Opinion ID: 2632148
Heading Depth: 1
Heading Rank: 6

Heading: Magic Valley failed to seek adequate assurances before repudiating the contract.

Text: In an attempt to justify withholding payment, Magic Valley claims that because Sun Valley did not deliver on contract 9418, Magic Valley was forced to enter into contracts for cover in July of 1995. Magic Valley bolsters this claim by arguing that as early as March 1995 Sun Valley began delivering potatoes to third parties. In such a situation the UCC provides that [w]hen reasonable grounds for insecurity arise with respect to the performance of either party the other may in writing demand adequate assurance of due performance and until he receives such assurance may if commercially reasonable suspend any performance for which he has not already received the agreed return.
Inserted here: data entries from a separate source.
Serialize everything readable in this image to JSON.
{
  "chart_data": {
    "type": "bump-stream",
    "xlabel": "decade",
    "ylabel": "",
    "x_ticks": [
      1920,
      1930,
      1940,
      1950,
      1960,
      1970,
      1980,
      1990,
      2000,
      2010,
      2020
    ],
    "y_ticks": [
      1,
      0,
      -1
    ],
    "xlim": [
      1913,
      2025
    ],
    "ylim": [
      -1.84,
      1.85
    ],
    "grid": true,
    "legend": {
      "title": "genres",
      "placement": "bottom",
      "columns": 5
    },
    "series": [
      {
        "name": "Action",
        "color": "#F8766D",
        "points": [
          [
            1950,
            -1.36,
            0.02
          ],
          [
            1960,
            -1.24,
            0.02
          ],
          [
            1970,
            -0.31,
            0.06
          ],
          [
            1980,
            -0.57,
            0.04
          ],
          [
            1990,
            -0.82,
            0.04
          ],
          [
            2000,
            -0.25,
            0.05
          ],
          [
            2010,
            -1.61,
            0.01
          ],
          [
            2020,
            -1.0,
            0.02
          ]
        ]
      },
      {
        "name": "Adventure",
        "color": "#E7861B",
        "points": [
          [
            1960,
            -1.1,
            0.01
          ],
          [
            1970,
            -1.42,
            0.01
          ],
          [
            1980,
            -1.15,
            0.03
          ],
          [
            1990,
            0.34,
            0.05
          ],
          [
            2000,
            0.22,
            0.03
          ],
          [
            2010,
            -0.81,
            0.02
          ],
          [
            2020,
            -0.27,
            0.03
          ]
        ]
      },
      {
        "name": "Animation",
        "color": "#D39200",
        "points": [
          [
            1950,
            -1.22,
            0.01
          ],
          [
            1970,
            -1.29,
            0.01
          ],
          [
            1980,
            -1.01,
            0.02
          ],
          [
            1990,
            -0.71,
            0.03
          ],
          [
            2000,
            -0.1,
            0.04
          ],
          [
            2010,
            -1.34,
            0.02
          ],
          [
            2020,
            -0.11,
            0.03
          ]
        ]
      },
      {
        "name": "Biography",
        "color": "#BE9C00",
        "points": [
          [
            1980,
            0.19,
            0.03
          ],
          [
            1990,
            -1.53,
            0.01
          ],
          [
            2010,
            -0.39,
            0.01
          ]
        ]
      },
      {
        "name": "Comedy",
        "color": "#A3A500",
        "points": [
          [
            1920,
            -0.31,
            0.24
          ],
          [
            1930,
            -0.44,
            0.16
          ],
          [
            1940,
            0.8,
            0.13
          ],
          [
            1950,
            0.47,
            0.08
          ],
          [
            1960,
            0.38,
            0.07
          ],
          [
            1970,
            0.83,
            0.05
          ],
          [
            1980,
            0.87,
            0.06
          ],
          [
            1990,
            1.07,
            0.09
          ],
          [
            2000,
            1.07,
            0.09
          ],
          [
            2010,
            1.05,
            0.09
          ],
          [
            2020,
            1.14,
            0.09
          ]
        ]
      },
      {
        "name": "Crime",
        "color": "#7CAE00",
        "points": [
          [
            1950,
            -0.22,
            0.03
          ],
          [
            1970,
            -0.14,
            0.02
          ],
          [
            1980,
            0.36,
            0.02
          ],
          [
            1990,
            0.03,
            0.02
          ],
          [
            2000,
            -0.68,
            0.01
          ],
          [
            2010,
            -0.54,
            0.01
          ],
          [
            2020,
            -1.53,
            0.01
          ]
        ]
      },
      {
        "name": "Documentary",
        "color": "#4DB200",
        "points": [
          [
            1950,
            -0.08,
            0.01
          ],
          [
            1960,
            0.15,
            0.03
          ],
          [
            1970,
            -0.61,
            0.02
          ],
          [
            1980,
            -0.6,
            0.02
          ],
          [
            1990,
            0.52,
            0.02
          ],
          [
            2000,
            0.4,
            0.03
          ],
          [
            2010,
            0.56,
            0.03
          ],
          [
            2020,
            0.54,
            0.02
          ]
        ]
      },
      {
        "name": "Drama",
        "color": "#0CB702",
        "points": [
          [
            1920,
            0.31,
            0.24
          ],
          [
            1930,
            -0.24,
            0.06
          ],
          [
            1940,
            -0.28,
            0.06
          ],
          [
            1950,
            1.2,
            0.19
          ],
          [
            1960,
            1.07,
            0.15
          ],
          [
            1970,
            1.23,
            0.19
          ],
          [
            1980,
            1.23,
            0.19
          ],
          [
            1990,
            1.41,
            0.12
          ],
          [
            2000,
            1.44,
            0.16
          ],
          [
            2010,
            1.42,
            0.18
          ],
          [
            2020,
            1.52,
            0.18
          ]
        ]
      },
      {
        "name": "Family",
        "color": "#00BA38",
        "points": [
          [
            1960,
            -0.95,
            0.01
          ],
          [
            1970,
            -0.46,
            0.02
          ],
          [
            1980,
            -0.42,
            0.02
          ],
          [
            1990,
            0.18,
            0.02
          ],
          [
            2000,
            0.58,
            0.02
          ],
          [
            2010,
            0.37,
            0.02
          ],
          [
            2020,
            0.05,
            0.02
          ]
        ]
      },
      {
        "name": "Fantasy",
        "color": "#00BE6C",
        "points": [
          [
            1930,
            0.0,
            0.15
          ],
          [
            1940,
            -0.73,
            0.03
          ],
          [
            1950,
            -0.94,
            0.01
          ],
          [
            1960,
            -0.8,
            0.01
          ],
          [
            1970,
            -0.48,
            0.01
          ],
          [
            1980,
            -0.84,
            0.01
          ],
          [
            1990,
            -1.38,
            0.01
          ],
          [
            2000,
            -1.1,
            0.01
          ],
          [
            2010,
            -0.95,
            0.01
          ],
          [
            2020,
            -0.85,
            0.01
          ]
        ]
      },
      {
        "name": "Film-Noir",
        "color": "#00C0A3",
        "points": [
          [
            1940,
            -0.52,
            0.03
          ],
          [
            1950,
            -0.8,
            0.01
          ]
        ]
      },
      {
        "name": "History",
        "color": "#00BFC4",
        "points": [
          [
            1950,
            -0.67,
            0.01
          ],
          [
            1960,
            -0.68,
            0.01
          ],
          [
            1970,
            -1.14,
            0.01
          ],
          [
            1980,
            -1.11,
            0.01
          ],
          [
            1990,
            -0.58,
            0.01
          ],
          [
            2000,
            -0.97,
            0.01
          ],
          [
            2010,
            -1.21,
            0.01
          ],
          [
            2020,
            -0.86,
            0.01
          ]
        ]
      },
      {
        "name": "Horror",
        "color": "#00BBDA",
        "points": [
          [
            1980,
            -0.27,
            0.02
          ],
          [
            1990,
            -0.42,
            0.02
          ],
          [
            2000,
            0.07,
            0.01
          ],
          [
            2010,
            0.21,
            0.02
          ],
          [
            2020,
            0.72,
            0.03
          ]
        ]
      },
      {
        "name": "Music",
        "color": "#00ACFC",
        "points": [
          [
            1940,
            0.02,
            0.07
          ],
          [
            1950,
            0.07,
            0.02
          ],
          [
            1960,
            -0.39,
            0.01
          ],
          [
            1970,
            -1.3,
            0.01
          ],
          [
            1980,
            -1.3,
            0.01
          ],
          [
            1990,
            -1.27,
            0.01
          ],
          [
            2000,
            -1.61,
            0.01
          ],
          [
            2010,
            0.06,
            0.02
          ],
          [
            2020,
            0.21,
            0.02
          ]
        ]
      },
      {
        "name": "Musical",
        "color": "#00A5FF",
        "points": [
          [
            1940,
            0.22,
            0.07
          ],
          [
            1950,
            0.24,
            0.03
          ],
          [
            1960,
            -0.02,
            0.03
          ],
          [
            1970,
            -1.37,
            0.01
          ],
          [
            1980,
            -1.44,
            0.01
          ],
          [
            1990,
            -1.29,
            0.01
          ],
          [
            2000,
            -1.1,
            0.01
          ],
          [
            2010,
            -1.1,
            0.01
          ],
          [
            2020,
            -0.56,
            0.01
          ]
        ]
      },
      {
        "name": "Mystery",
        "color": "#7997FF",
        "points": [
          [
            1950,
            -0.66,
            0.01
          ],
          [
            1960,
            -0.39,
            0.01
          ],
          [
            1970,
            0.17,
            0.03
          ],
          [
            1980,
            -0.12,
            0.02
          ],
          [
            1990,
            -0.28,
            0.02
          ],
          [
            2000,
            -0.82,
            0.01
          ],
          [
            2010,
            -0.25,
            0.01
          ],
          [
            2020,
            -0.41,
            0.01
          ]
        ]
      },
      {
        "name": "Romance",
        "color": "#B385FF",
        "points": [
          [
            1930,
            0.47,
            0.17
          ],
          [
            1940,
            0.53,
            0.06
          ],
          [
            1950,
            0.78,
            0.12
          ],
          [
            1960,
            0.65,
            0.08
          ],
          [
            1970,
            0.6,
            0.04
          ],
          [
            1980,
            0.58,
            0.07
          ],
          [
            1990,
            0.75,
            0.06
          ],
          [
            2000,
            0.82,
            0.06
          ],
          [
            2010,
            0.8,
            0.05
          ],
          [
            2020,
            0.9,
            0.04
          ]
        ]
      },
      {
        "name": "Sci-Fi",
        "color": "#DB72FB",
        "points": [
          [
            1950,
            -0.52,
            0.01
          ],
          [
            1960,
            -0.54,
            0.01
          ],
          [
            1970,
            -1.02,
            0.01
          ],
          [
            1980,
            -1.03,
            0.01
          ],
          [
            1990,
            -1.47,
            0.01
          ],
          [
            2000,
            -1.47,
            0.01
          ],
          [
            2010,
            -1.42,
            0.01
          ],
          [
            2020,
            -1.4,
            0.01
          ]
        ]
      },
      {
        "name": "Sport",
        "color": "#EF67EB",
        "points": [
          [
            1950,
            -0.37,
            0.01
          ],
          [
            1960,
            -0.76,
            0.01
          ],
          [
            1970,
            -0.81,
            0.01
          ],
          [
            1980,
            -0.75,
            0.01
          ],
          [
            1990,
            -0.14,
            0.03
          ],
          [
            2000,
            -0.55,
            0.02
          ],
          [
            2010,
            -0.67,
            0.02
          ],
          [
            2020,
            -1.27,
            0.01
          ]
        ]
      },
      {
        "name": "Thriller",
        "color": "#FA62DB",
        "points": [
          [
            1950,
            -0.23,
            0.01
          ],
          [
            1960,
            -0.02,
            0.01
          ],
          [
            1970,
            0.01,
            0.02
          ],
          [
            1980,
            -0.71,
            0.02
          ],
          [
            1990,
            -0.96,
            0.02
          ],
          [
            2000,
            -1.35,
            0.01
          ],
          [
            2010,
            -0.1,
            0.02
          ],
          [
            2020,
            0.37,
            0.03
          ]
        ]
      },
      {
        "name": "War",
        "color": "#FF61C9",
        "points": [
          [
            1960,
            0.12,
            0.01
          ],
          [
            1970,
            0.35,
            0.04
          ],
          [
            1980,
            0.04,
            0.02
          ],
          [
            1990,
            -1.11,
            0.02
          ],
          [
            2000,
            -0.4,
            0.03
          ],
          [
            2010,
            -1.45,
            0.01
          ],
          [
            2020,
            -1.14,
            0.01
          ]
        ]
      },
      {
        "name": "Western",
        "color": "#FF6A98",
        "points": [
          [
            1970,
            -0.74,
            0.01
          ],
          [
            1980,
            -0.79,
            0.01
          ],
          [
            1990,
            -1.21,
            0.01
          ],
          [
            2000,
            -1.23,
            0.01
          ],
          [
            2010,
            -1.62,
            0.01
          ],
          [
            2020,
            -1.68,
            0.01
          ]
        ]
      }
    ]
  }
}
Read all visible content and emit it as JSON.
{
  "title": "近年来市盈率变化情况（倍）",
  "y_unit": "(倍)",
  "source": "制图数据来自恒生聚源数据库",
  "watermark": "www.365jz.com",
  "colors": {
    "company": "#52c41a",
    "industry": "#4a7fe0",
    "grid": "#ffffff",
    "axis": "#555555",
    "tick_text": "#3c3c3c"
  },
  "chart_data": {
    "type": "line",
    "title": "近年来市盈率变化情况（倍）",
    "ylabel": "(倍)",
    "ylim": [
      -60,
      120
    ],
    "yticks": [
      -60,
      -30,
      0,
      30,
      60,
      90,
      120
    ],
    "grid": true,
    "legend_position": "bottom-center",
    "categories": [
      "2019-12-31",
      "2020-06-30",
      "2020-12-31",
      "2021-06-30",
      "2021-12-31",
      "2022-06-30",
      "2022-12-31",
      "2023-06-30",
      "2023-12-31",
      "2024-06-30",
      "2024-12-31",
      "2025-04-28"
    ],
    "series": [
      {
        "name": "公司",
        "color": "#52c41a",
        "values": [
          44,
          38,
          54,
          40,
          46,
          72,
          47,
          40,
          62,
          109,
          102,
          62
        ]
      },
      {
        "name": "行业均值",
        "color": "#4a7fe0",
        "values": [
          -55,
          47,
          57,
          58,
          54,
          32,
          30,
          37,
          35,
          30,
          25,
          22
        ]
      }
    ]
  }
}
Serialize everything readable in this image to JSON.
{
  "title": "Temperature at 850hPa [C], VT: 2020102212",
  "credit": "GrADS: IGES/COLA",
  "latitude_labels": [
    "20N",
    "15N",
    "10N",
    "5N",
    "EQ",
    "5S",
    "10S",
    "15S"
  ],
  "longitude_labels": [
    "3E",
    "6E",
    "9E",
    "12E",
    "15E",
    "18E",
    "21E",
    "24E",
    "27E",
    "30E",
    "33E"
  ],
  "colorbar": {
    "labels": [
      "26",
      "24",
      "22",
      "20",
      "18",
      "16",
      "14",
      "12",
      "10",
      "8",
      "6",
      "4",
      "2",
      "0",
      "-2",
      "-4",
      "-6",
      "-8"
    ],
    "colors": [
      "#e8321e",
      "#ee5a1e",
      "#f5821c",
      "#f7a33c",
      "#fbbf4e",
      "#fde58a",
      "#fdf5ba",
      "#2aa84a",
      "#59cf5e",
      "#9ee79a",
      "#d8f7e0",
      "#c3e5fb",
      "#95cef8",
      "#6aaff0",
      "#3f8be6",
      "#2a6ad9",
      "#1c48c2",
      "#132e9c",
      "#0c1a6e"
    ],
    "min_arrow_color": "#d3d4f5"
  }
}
I.C. § 28-2-609(1). Magic Valley failed to comply with this statute in two respects. First, Magic Valley did not seek assurances until the end of August 1995, but withheld payment from Sun Valley months prior to that. Thus Magic Valley had already began suspending its performance to pay, months prior to seeking assurances that Sun Valley would deliver. Second, at the time Magic Valley was seeking assurances in August, it had already received the potatoes for which payment was owed. The statute allows suspension of performance only for which he has not already received the agreed return. Thus, because Magic Valley had already received the potatoes under contract 9418 and the previous contracts, it was obligated to pay without regards to Sun Valley's assurances of completion of contract 9418. If Magic Valley was concerned that it was not going to get the potatoes it had contracted for, it should have sought reasonable assurances from Sun Valley in March, when it learned that Sun Valley was shipping to other processors. In conclusion, Magic Valley breached contract 9418 by unreasonably withholding payment to Sun Valley on contract 9418 and previous contracts. Sun Valley did not anticipatorily breach because it had completed the requirements of the previous contracts and had at least through the month of September to compete contract 9418. Magic Valley had no justifiable reason to withhold payment on either of the previous contracts or 9418. Because Magic Valley breached the contract by not paying Sun Valley's invoices, Sun Valley was justified in withholding the remaining potatoes under contract 9418. The district court erred in holding that Sun Valley breached the contract and that Magic Valley was entitled to offset its damages against the amount owed to Sun Valley.